A elite social e econômica generaliza e confunde pobreza com indigência intelectual e moral. Imagina o pobre ignorante, sujo, promíscuo, vagabundo, desprovido de senso ético e estético, manobrado e explorado por padres, pastores evangélicos e políticos oportunistas. A elite intelectual está perto dessa estrábica visão ao defender o pobre por comiseração, isto quando não o acusa de fraqueza de vontade, preguiça, passividade cristã retrógrada. Darcy Ribeiro, notável antropólogo brasileiro, numa entrevista concedida a um canal de televisão, contou que se surpreendeu e ficou admirado quando a sua acompanhante estrangeira – quiçá gringa loira (ele não explicou) – empolgou-se com a sensualidade de um vendedor ambulante pobre e moreno que trabalhava na praia se deslocando pela areia.
O pobre, o intelectual e o rico são seres estruturados de carne, osso e mente, submetidos às mesmas leis da natureza, todos com os mesmos atributos naturais: pensamento, sentimento, vontade, linguagem e movimento; com as mesmas necessidades naturais: ar, água, alimento, abrigo e amor; com a mesma fisiologia, apesar de alguma diferença na qualidade das substâncias ingeridas e expelidas. O pobre tem consciência social, moral e espiritual. O menos pobre discrimina o mais pobre, assim como o negro mais claro discrimina o negro mais escuro. Para o pobre, riqueza material superior às necessidades e às utilidades básicas é remota possibilidade, aspiração que a loteria pode concretizar. No entanto, para o rico, a riqueza material é uma obsessão e opressiva realidade. A desonestidade do pobre é condenada; a do rico, elogiada. A crença religiosa escraviza mais o pobre do que o rico. O senso de justiça e o senso ético são mais agudos no pobre do que no rico. Mais do que o rico, o pobre valoriza a verdade, a honestidade, a bondade e a piedade (ainda quando não as pratica). Talvez por isto, Jesus, o Cristo, tenha dito que era mais fácil uma corda passar pelo buraco da agulha do que um rico entrar no reino de deus. O pobre educa os filhos dentro dos preceitos éticos e religiosos com mais rigor do que o rico. As convenções sociais impressionam mais o pobre do que o rico. O pobre aprecia muito ser visto e respeitado como pessoa e como cidadão.

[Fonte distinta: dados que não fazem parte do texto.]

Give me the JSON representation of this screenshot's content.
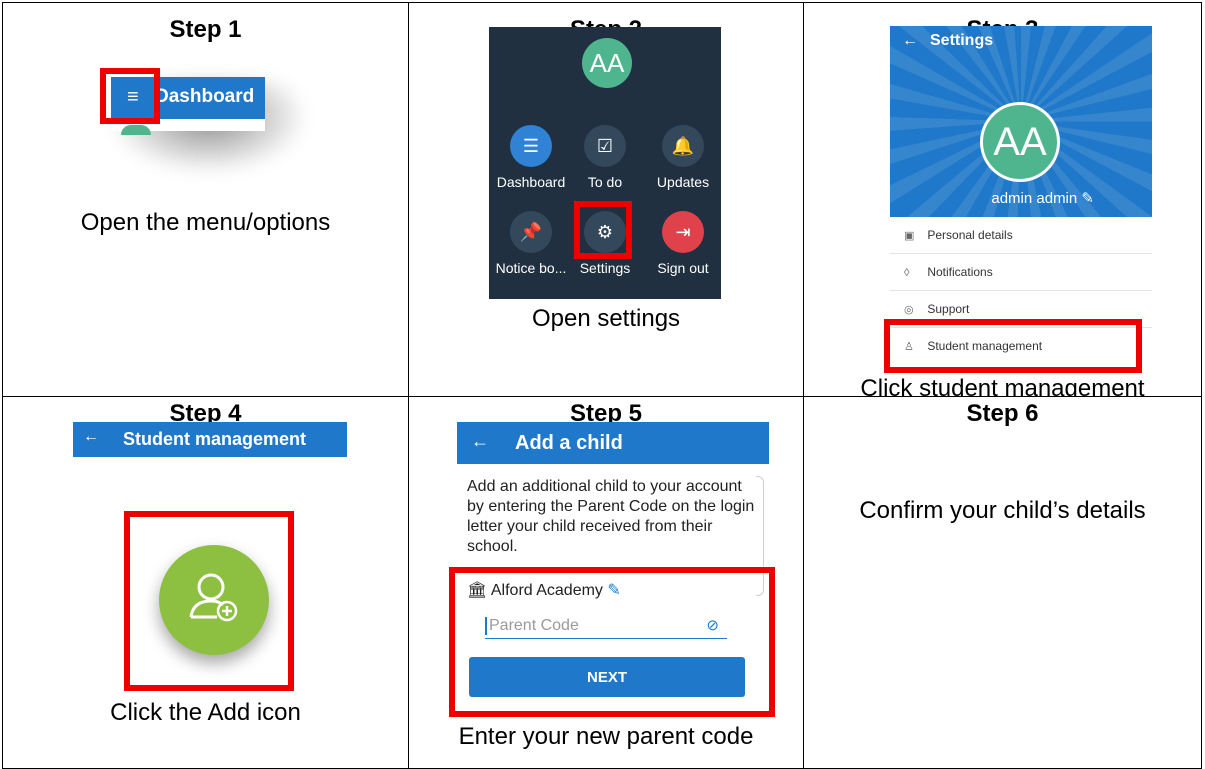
{
  "steps": [
    {
      "title": "Step 1",
      "caption": "Open the menu/options",
      "ui": {
        "bar_title": "Dashboard",
        "menu_icon": "hamburger-menu-icon"
      }
    },
    {
      "title": "Step 2",
      "caption": "Open settings",
      "ui": {
        "avatar": "AA",
        "items": [
          {
            "label": "Dashboard",
            "icon": "dashboard-icon",
            "glyph": "☰"
          },
          {
            "label": "To do",
            "icon": "todo-icon",
            "glyph": "☑"
          },
          {
            "label": "Updates",
            "icon": "bell-icon",
            "glyph": "🔔"
          },
          {
            "label": "Notice bo...",
            "icon": "pin-icon",
            "glyph": "📌"
          },
          {
            "label": "Settings",
            "icon": "gear-icon",
            "glyph": "⚙"
          },
          {
            "label": "Sign out",
            "icon": "sign-out-icon",
            "glyph": "⇥"
          }
        ]
      }
    },
    {
      "title": "Step 3",
      "caption": "Click student management",
      "ui": {
        "header_title": "Settings",
        "avatar": "AA",
        "name": "admin admin",
        "items": [
          {
            "label": "Personal details",
            "icon": "id-card-icon",
            "glyph": "▣"
          },
          {
            "label": "Notifications",
            "icon": "bell-icon",
            "glyph": "◊"
          },
          {
            "label": "Support",
            "icon": "support-icon",
            "glyph": "◎"
          },
          {
            "label": "Student management",
            "icon": "user-icon",
            "glyph": "♙"
          }
        ]
      }
    },
    {
      "title": "Step 4",
      "caption": "Click the Add icon",
      "ui": {
        "bar_title": "Student management",
        "button_icon": "add-user-icon"
      }
    },
    {
      "title": "Step 5",
      "caption": "Enter your new parent code",
      "ui": {
        "bar_title": "Add a child",
        "description": "Add an additional child to your account by entering the Parent Code on the login letter your child received from their school.",
        "school": "Alford Academy",
        "placeholder": "Parent Code",
        "button": "NEXT"
      }
    },
    {
      "title": "Step 6",
      "caption": "Confirm your child’s details"
    }
  ],
  "colors": {
    "primary": "#1f78c9",
    "green": "#4fb58f",
    "add_green": "#8dc040",
    "highlight": "#ee0000",
    "dark_panel": "#203040"
  }
}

A cidadania do pobre ampliou-se a partir dos séculos XVIII (revolução francesa) e XIX (revolução industrial) na Europa e na América. Contribuíram para essa expansão: o alargamento do espaço da liberdade e da igualdade, a organização dos trabalhadores em sindicatos, a conquista dos direitos trabalhistas, a formação de partidos de esquerda, a multiplicação dos meios de comunicação, a reorientação e o apoio da igreja católica. Os comerciantes e os industriais também se organizaram. Apegados ao seu capital e ao seu lucro, eles resistem com firmeza e persistência ao avanço dos direitos dos trabalhadores e à melhoria do padrão de vida dos pobres. No confronto com os trabalhadores, os empresários recebem apoio dos poderes do estado. As corporações da indústria, do comércio, da agricultura, ditam a política econômica e social aos legisladores, administradores e juízes, o que gera insegurança à classe trabalhadora e vantagem à classe empresarial.
Máxima dos donos do poder (banqueiros, empresários urbanos e rurais, barões do império da comunicação): “Para nós, tudo de bom; para os pobres, as migalhas”.   
Máxima da massa popular (pobres e trabalhadores): “Para nós, bem-estar, dignidade e felicidade; para a elite, o luxo”.